To run the workflow, go to:
Workflows | Template Workflows () | Microbial Workflows () | Metagenomics () | Taxonomic Analysis () | Data QC and Taxonomic Profiling ()
- Specify the sample(s) or folder(s) of samples you would like to analyze.
- Specify a Trim adapter list if your sequences contain adapters (https://resources.qiagenbioinformatics.com/manuals/clcgenomicsworkbench/current/index.php?manual=Adapter_trimming.html).
- In the "Taxonomic Profiling" step (figure 2.2), choose the index of references that you wish to map the reads against. You could also remove host DNA by specifying a host genome index (e.g., Homo sapiens GRCh38). Reference databases can be obtained by using the Download Curated Microbial Reference Database tool (Download Curated Microbial Reference Database) or Download Custom Microbial Reference Database tool (Download Custom Microbial Reference Database). For custom reference databases, indexes can be built with the Create Taxonomic Profiling Index tool (Create Taxonomic Profiling Index).

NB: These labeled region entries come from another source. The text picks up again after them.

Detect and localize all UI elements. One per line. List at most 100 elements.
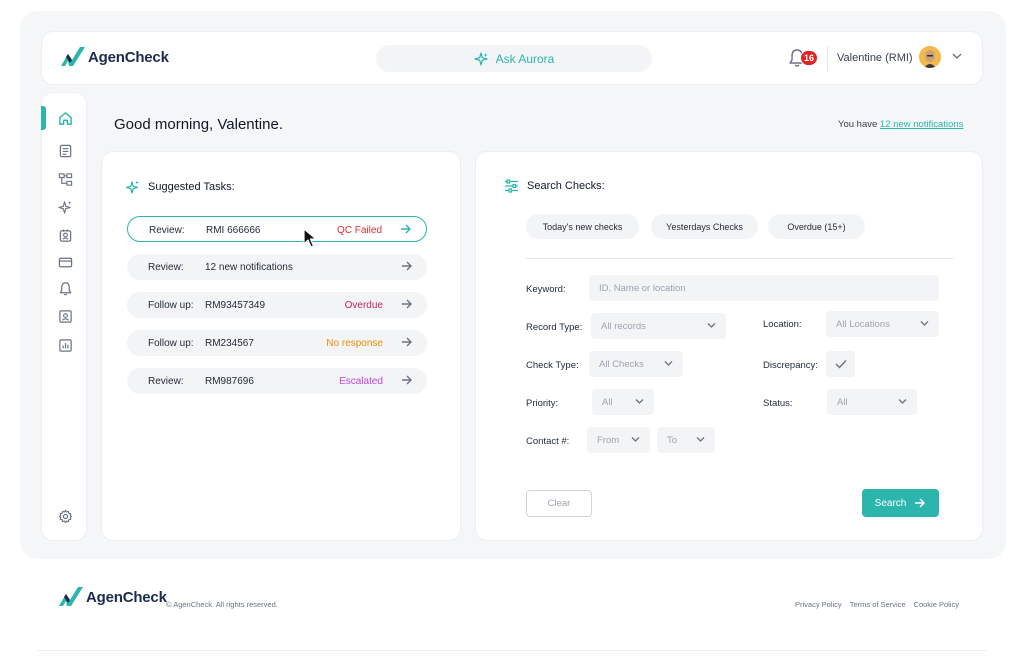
top-bar: AgenCheck Ask Aurora 16 Valentine (RMI): [41, 31, 983, 85]
sidebar-item-settings[interactable]: [57, 508, 73, 524]
id-card-icon: [58, 309, 72, 323]
divider: [525, 258, 954, 259]
arrow-right-icon: [402, 261, 412, 271]
search-button-label: Search: [874, 497, 907, 509]
quick-filter-yesterday[interactable]: Yesterdays Checks: [651, 214, 758, 239]
task-status: QC Failed: [336, 225, 382, 236]
task-status: Overdue: [344, 300, 383, 311]
arrow-right-icon: [401, 224, 411, 234]
keyword-label: Keyword:: [526, 284, 566, 295]
status-label: Status:: [763, 398, 793, 409]
priority-label: Priority:: [526, 398, 559, 409]
chevron-down-icon[interactable]: [952, 52, 962, 60]
clipboard-icon: [59, 144, 71, 157]
sidebar-item-profiles[interactable]: [57, 308, 73, 324]
copyright: © AgenCheck. All rights reserved.: [166, 600, 278, 609]
sidebar-active-indicator: [41, 106, 46, 130]
notifications-summary: You have 12 new notifications: [838, 119, 964, 130]
footer-logo[interactable]: AgenCheck: [58, 586, 167, 608]
arrow-right-icon: [402, 337, 412, 347]
sidebar-item-home[interactable]: [57, 110, 73, 126]
sidebar-item-billing[interactable]: [57, 254, 73, 270]
suggested-tasks-card: Suggested Tasks: Review: RMI 666666 QC F…: [101, 151, 461, 541]
chevron-down-icon: [920, 321, 929, 326]
sidebar-item-ai[interactable]: [57, 199, 73, 215]
bell-icon: [59, 281, 71, 295]
sidebar: [41, 92, 87, 541]
user-name[interactable]: Valentine (RMI): [837, 52, 913, 64]
terms-of-service-link[interactable]: Terms of Service: [850, 600, 906, 609]
arrow-right-icon: [402, 375, 412, 385]
sparkle-icon: [474, 51, 488, 66]
sidebar-item-alerts[interactable]: [57, 280, 73, 296]
gear-icon: [58, 509, 72, 523]
home-icon: [58, 111, 72, 125]
record-type-select[interactable]: All records: [591, 313, 726, 339]
header-divider: [827, 46, 828, 72]
quick-filter-today[interactable]: Today's new checks: [526, 214, 639, 239]
chevron-down-icon: [635, 399, 644, 404]
sidebar-item-badges[interactable]: [57, 227, 73, 243]
privacy-policy-link[interactable]: Privacy Policy: [795, 600, 842, 609]
discrepancy-label: Discrepancy:: [763, 360, 818, 371]
arrow-right-icon: [402, 299, 412, 309]
sidebar-item-workflow[interactable]: [57, 171, 73, 187]
clear-button[interactable]: Clear: [526, 490, 592, 517]
task-status: Escalated: [339, 376, 383, 387]
avatar[interactable]: [919, 46, 941, 68]
check-type-label: Check Type:: [526, 360, 579, 371]
search-button[interactable]: Search: [862, 489, 939, 517]
chevron-down-icon: [898, 399, 907, 404]
mouse-cursor-icon: [303, 228, 317, 248]
footer-links: Privacy Policy Terms of Service Cookie P…: [795, 600, 959, 609]
ask-aurora-button[interactable]: Ask Aurora: [376, 45, 652, 72]
report-icon: [58, 338, 72, 352]
chevron-down-icon: [707, 323, 716, 328]
page-title: Good morning, Valentine.: [114, 116, 283, 133]
arrow-right-icon: [915, 498, 926, 508]
sliders-icon: [505, 179, 518, 193]
chevron-down-icon: [696, 437, 705, 442]
contact-to-select[interactable]: To: [657, 427, 715, 453]
hierarchy-icon: [58, 172, 72, 186]
sidebar-item-reports[interactable]: [57, 337, 73, 353]
quick-filter-overdue[interactable]: Overdue (15+): [768, 214, 865, 239]
cookie-policy-link[interactable]: Cookie Policy: [914, 600, 959, 609]
contact-from-select[interactable]: From: [587, 427, 650, 453]
notifications-button[interactable]: 16: [788, 47, 819, 71]
sparkle-icon: [57, 200, 72, 214]
sidebar-item-checks[interactable]: [57, 142, 73, 158]
logo-text: AgenCheck: [88, 48, 169, 66]
task-item[interactable]: Review: RM987696 Escalated: [127, 368, 427, 394]
suggested-tasks-title: Suggested Tasks:: [148, 181, 235, 193]
badge-icon: [59, 228, 71, 242]
task-item[interactable]: Follow up: RM93457349 Overdue: [127, 292, 427, 318]
priority-select[interactable]: All: [592, 389, 654, 415]
keyword-input[interactable]: ID, Name or location: [589, 275, 939, 301]
check-type-select[interactable]: All Checks: [589, 351, 683, 377]
search-checks-header: Search Checks:: [504, 179, 605, 193]
contact-label: Contact #:: [526, 436, 570, 447]
notifications-link[interactable]: 12 new notifications: [880, 119, 963, 130]
status-select[interactable]: All: [827, 389, 917, 415]
agencheck-logo-icon: [61, 47, 85, 66]
task-status: No response: [326, 338, 383, 349]
ask-aurora-label: Ask Aurora: [495, 51, 555, 66]
location-label: Location:: [763, 319, 802, 330]
suggested-tasks-header: Suggested Tasks:: [126, 180, 235, 194]
task-item[interactable]: Review: 12 new notifications: [127, 254, 427, 280]
notification-badge: 16: [800, 50, 819, 66]
record-type-label: Record Type:: [526, 322, 583, 333]
agencheck-logo-icon: [59, 587, 83, 606]
search-checks-card: [475, 151, 983, 541]
search-checks-title: Search Checks:: [527, 180, 605, 192]
sparkle-icon: [126, 180, 139, 194]
credit-card-icon: [58, 257, 72, 267]
location-select[interactable]: All Locations: [826, 311, 939, 337]
task-item[interactable]: Follow up: RM234567 No response: [127, 330, 427, 356]
chevron-down-icon: [631, 437, 640, 442]
task-item[interactable]: Review: RMI 666666 QC Failed: [127, 216, 427, 242]
footer-logo-text: AgenCheck: [86, 588, 167, 606]
discrepancy-checkbox[interactable]: [826, 351, 855, 377]
logo[interactable]: AgenCheck: [60, 46, 169, 68]
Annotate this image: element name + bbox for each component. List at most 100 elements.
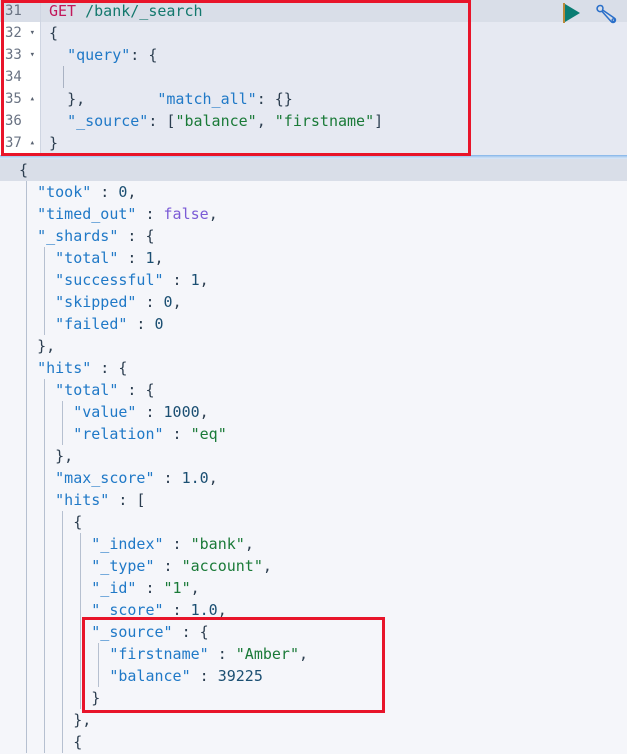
wrench-icon[interactable] bbox=[595, 2, 619, 26]
json-punct: , bbox=[199, 403, 209, 421]
response-line[interactable]: "relation" : "eq" bbox=[0, 423, 627, 445]
http-method: GET bbox=[49, 2, 77, 20]
json-bracket-close: ] bbox=[374, 112, 384, 130]
response-line[interactable]: "took" : 0, bbox=[0, 181, 627, 203]
json-boolean: false bbox=[163, 205, 209, 223]
response-line[interactable]: "max_score" : 1.0, bbox=[0, 467, 627, 489]
json-punct: : bbox=[136, 293, 164, 311]
request-code-area[interactable]: GET /bank/_search { "query": { "match_al… bbox=[41, 0, 627, 155]
json-key: "hits" bbox=[55, 491, 110, 509]
response-line[interactable]: "_score" : 1.0, bbox=[0, 599, 627, 621]
request-body-line[interactable]: } bbox=[41, 132, 627, 154]
gutter-line[interactable]: 33 ▾ bbox=[0, 44, 40, 66]
request-body-line[interactable]: "_source": ["balance", "firstname"] bbox=[41, 110, 627, 132]
json-punct: : bbox=[163, 601, 191, 619]
response-line[interactable]: "failed" : 0 bbox=[0, 313, 627, 335]
response-viewer-pane[interactable]: { "took" : 0, "timed_out" : false, "_sha… bbox=[0, 159, 627, 754]
gutter-line[interactable]: 37 ▴ bbox=[0, 132, 40, 154]
response-line[interactable]: { bbox=[0, 731, 627, 753]
response-line[interactable]: "timed_out" : false, bbox=[0, 203, 627, 225]
response-line[interactable]: "successful" : 1, bbox=[0, 269, 627, 291]
json-punct: : bbox=[136, 403, 164, 421]
response-line[interactable]: { bbox=[0, 511, 627, 533]
json-string: "bank" bbox=[190, 535, 245, 553]
json-punct: : bbox=[127, 315, 155, 333]
request-editor-pane[interactable]: 31 32 ▾ 33 ▾ 34 35 ▴ 36 37 ▴ GET /bank/_… bbox=[0, 0, 627, 155]
json-punct: , bbox=[244, 535, 254, 553]
json-punct: , bbox=[127, 183, 137, 201]
json-punct: , bbox=[190, 579, 200, 597]
gutter-line[interactable]: 34 bbox=[0, 66, 40, 88]
response-line[interactable]: "firstname" : "Amber", bbox=[0, 643, 627, 665]
response-lines-container: { "took" : 0, "timed_out" : false, "_sha… bbox=[0, 159, 627, 753]
response-line[interactable]: "hits" : [ bbox=[0, 489, 627, 511]
response-line[interactable]: }, bbox=[0, 709, 627, 731]
json-key: "_type" bbox=[91, 557, 155, 575]
json-string: "eq" bbox=[190, 425, 227, 443]
response-line[interactable]: "_id" : "1", bbox=[0, 577, 627, 599]
response-line[interactable]: } bbox=[0, 687, 627, 709]
response-line[interactable]: "_shards" : { bbox=[0, 225, 627, 247]
gutter-line-number: 33 bbox=[5, 47, 22, 63]
json-number: 39225 bbox=[217, 667, 263, 685]
json-punct: : [ bbox=[148, 112, 176, 130]
json-punct: , bbox=[208, 205, 218, 223]
gutter-line[interactable]: 36 bbox=[0, 110, 40, 132]
json-key: "total" bbox=[55, 249, 119, 267]
json-number: 1.0 bbox=[190, 601, 218, 619]
gutter-line[interactable]: 31 bbox=[0, 0, 40, 22]
fold-marker-expand[interactable]: ▴ bbox=[30, 88, 35, 110]
response-line[interactable]: "total" : 1, bbox=[0, 247, 627, 269]
response-line[interactable]: }, bbox=[0, 335, 627, 357]
json-key: "_score" bbox=[91, 601, 164, 619]
source-field-balance: "balance" bbox=[175, 112, 257, 130]
json-punct: : { bbox=[130, 46, 158, 64]
response-line[interactable]: "_type" : "account", bbox=[0, 555, 627, 577]
response-line[interactable]: "balance" : 39225 bbox=[0, 665, 627, 687]
request-body-line[interactable]: { bbox=[41, 22, 627, 44]
json-punct: { bbox=[73, 733, 83, 751]
json-punct: }, bbox=[37, 337, 56, 355]
response-line[interactable]: "hits" : { bbox=[0, 357, 627, 379]
json-key-query: "query" bbox=[67, 46, 131, 64]
fold-marker-expand[interactable]: ▴ bbox=[30, 132, 35, 154]
response-line[interactable]: "_index" : "bank", bbox=[0, 533, 627, 555]
response-line[interactable]: { bbox=[0, 159, 627, 181]
response-line[interactable]: "value" : 1000, bbox=[0, 401, 627, 423]
play-icon[interactable] bbox=[565, 4, 580, 22]
response-line[interactable]: }, bbox=[0, 445, 627, 467]
response-line[interactable]: "total" : { bbox=[0, 379, 627, 401]
response-line[interactable]: "skipped" : 0, bbox=[0, 291, 627, 313]
gutter-line[interactable]: 32 ▾ bbox=[0, 22, 40, 44]
json-key-source: "_source" bbox=[67, 112, 149, 130]
brace-open: { bbox=[49, 24, 59, 42]
brace-close-comma: }, bbox=[67, 90, 86, 108]
response-line[interactable]: "_source" : { bbox=[0, 621, 627, 643]
fold-marker-collapse[interactable]: ▾ bbox=[30, 22, 35, 44]
json-punct: : bbox=[154, 469, 182, 487]
editor-gutter[interactable]: 31 32 ▾ 33 ▾ 34 35 ▴ 36 37 ▴ bbox=[0, 0, 41, 155]
json-punct: { bbox=[73, 513, 83, 531]
request-method-line[interactable]: GET /bank/_search bbox=[41, 0, 627, 22]
request-body-line[interactable]: "match_all": {} bbox=[41, 66, 627, 108]
json-punct: : bbox=[154, 557, 182, 575]
gutter-line[interactable]: 35 ▴ bbox=[0, 88, 40, 110]
request-body-line[interactable]: "query": { bbox=[41, 44, 627, 66]
wrench-glyph bbox=[596, 4, 617, 24]
fold-marker-collapse[interactable]: ▾ bbox=[30, 44, 35, 66]
json-punct: : bbox=[163, 425, 191, 443]
request-body-line[interactable]: }, bbox=[41, 88, 627, 110]
json-punct: , bbox=[262, 557, 272, 575]
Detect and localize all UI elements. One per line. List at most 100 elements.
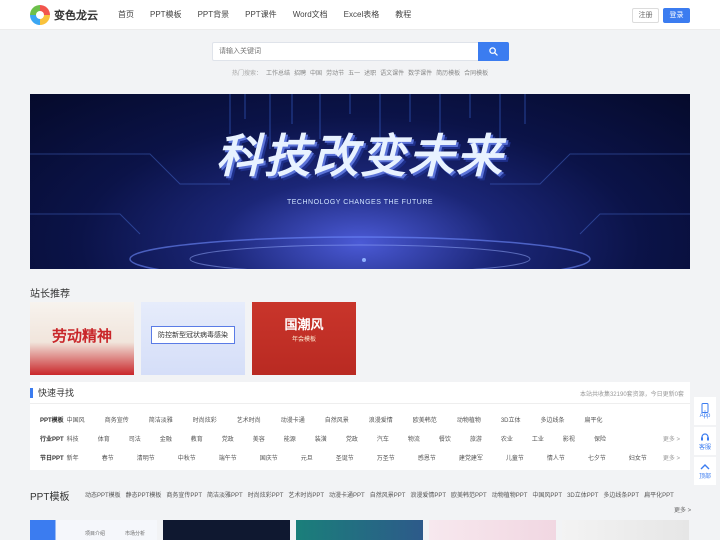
ppt-more-link[interactable]: 更多 > [674, 505, 691, 514]
ppt-category-link[interactable]: 商务宣传PPT [166, 490, 202, 499]
hot-search-link[interactable]: 劳动节 [326, 68, 344, 77]
ppt-card[interactable] [562, 520, 689, 540]
ppt-category-link[interactable]: 动漫卡通PPT [329, 490, 365, 499]
hot-search-link[interactable]: 合同模板 [464, 68, 488, 77]
hot-search-link[interactable]: 语文课件 [380, 68, 404, 77]
quick-row-more-link[interactable]: 更多 > [663, 453, 680, 462]
hot-search-link[interactable]: 述职 [364, 68, 376, 77]
ppt-category-link[interactable]: 3D立体PPT [567, 490, 598, 499]
recommend-card[interactable]: 劳动精神 [30, 302, 134, 375]
quick-link[interactable]: 装潢 [315, 434, 327, 443]
nav-home[interactable]: 首页 [118, 0, 134, 30]
quick-link[interactable]: 自然风景 [325, 415, 349, 424]
recommend-card[interactable]: 防控新型冠状病毒感染 [141, 302, 245, 375]
quick-link[interactable]: 多边线条 [541, 415, 565, 424]
quick-link[interactable]: 感恩节 [418, 453, 436, 462]
ppt-category-link[interactable]: 时尚炫彩PPT [248, 490, 284, 499]
ppt-category-link[interactable]: 中国风PPT [532, 490, 562, 499]
quick-link[interactable]: 清明节 [137, 453, 155, 462]
quick-link[interactable]: 春节 [102, 453, 114, 462]
hero-banner[interactable]: 科技改变未来 TECHNOLOGY CHANGES THE FUTURE [30, 94, 690, 269]
nav-word-docs[interactable]: Word文档 [293, 0, 328, 30]
ppt-category-link[interactable]: 扁平化PPT [644, 490, 674, 499]
quick-link[interactable]: 简洁淡雅 [149, 415, 173, 424]
ppt-card[interactable] [296, 520, 423, 540]
quick-link[interactable]: 商务宣传 [105, 415, 129, 424]
quick-link[interactable]: 国庆节 [260, 453, 278, 462]
quick-link[interactable]: 艺术时尚 [237, 415, 261, 424]
carousel-indicator[interactable] [362, 258, 366, 262]
headset-icon [701, 432, 709, 440]
quick-link[interactable]: 体育 [98, 434, 110, 443]
quick-link[interactable]: 圣诞节 [336, 453, 354, 462]
quick-link[interactable]: 扁平化 [585, 415, 603, 424]
ppt-category-link[interactable]: 自然风景PPT [370, 490, 406, 499]
nav-excel-sheets[interactable]: Excel表格 [344, 0, 380, 30]
ppt-category-link[interactable]: 简洁淡雅PPT [207, 490, 243, 499]
recommend-card[interactable]: 国潮风 年会模板 [252, 302, 356, 375]
ppt-card[interactable] [429, 520, 556, 540]
quick-link[interactable]: 欧美韩范 [413, 415, 437, 424]
hot-search-link[interactable]: 数学课件 [408, 68, 432, 77]
quick-link[interactable]: 物流 [408, 434, 420, 443]
quick-link[interactable]: 金融 [160, 434, 172, 443]
hot-search-link[interactable]: 工作总结 [266, 68, 290, 77]
site-logo[interactable]: 变色龙云 [30, 5, 98, 25]
quick-link[interactable]: 司法 [129, 434, 141, 443]
ppt-card[interactable] [163, 520, 290, 540]
quick-link[interactable]: 3D立体 [501, 415, 521, 424]
back-to-top-button[interactable]: 顶部 [694, 457, 716, 485]
nav-ppt-templates[interactable]: PPT模板 [150, 0, 182, 30]
quick-link[interactable]: 餐饮 [439, 434, 451, 443]
search-input[interactable] [213, 43, 478, 60]
quick-link[interactable]: 工业 [532, 434, 544, 443]
ppt-category-link[interactable]: 动物植物PPT [492, 490, 528, 499]
quick-link[interactable]: 情人节 [547, 453, 565, 462]
app-download-button[interactable]: App [694, 397, 716, 425]
signup-button[interactable]: 注册 [632, 8, 659, 23]
quick-link[interactable]: 党政 [222, 434, 234, 443]
hot-search-link[interactable]: 五一 [348, 68, 360, 77]
ppt-category-link[interactable]: 欧美韩范PPT [451, 490, 487, 499]
login-button[interactable]: 登录 [663, 8, 690, 23]
hot-search-link[interactable]: 简历模板 [436, 68, 460, 77]
ppt-card[interactable]: 项目介绍 市场分析 [30, 520, 157, 540]
quick-link[interactable]: 端午节 [219, 453, 237, 462]
quick-link[interactable]: 教育 [191, 434, 203, 443]
quick-link[interactable]: 党政 [346, 434, 358, 443]
quick-link[interactable]: 儿童节 [506, 453, 524, 462]
quick-link[interactable]: 农业 [501, 434, 513, 443]
nav-ppt-courseware[interactable]: PPT课件 [245, 0, 277, 30]
quick-link[interactable]: 浪漫爱情 [369, 415, 393, 424]
quick-link[interactable]: 科技 [67, 434, 79, 443]
ppt-category-link[interactable]: 多边线条PPT [603, 490, 639, 499]
quick-link[interactable]: 旅游 [470, 434, 482, 443]
quick-link[interactable]: 妇女节 [629, 453, 647, 462]
quick-link[interactable]: 建党建军 [459, 453, 483, 462]
quick-link[interactable]: 万圣节 [377, 453, 395, 462]
quick-link[interactable]: 美容 [253, 434, 265, 443]
nav-ppt-backgrounds[interactable]: PPT背景 [198, 0, 230, 30]
quick-link[interactable]: 动漫卡通 [281, 415, 305, 424]
ppt-category-link[interactable]: 艺术时尚PPT [288, 490, 324, 499]
quick-link[interactable]: 中秋节 [178, 453, 196, 462]
quick-link[interactable]: 中国风 [67, 415, 85, 424]
ppt-category-link[interactable]: 浪漫爱情PPT [410, 490, 446, 499]
quick-row-more-link[interactable]: 更多 > [663, 434, 680, 443]
nav-tutorials[interactable]: 教程 [395, 0, 411, 30]
ppt-category-link[interactable]: 静态PPT模板 [126, 490, 162, 499]
quick-link[interactable]: 汽车 [377, 434, 389, 443]
hot-search-link[interactable]: 招聘 [294, 68, 306, 77]
hot-search-link[interactable]: 中国 [310, 68, 322, 77]
quick-link[interactable]: 影视 [563, 434, 575, 443]
search-button[interactable] [478, 42, 509, 61]
quick-link[interactable]: 保险 [594, 434, 606, 443]
quick-link[interactable]: 能源 [284, 434, 296, 443]
quick-link[interactable]: 元旦 [301, 453, 313, 462]
ppt-category-link[interactable]: 动态PPT模板 [85, 490, 121, 499]
quick-link[interactable]: 时尚炫彩 [193, 415, 217, 424]
customer-service-button[interactable]: 客服 [694, 427, 716, 455]
quick-link[interactable]: 新年 [67, 453, 79, 462]
quick-link[interactable]: 七夕节 [588, 453, 606, 462]
quick-link[interactable]: 动物植物 [457, 415, 481, 424]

- In the "Create Sample Report" step various summary items have been set. These are guidelines to help evaluate the quality of the results (https://resources.qiagenbioinformatics.com/manuals/clcgenomicsworkbench/current/index.php?manual=Create_Sample_Report.html).
Figure 2.2: Specify the reference database. You can also check the option "Filter host reads" and specify the host genome.
The workflow produces the following outputs:
- Raw abundance table. The Taxonomic Profiling abundance table.
- Refined abundance table. The Taxonomic Profiling abundance table after being refined by running it through Refine Abundance Table (Refine Abundance Table). The Refined abundance table has been aggregated on species level and filtered to exclude taxa with relative abundance below 1%. This is the recommended practice for taxonomic profiling in order to avoid drawing wrong conclusions from the results. See more about the other filtering options available at Refine Abundance Table parameters.
- QC & Reports. Folder containing the individual reports generated during the analysis.
- Sample report. The sample report is curated to contain the most important information for analysis interpretation. All full reports are linked throughout the Sample report or can be found in the QC & Reports folder. The Sample report icon will be colored based on whether Summary item thresholds were met. See the "Quality control" section in the sample report for specifics.
The abundance table displays the names of the identified taxa, along with their full taxonomy, the total amount of reads associated with that taxon, and a coverage estimate. The table can be visualized using the Stacked bar charts and stacked area charts function, as well as the Sunburst charts (see Taxonomic profiling abundance table).
The Sample report should be inspected in order to determine whether the quality of the sequencing reads and the analysis results are acceptable.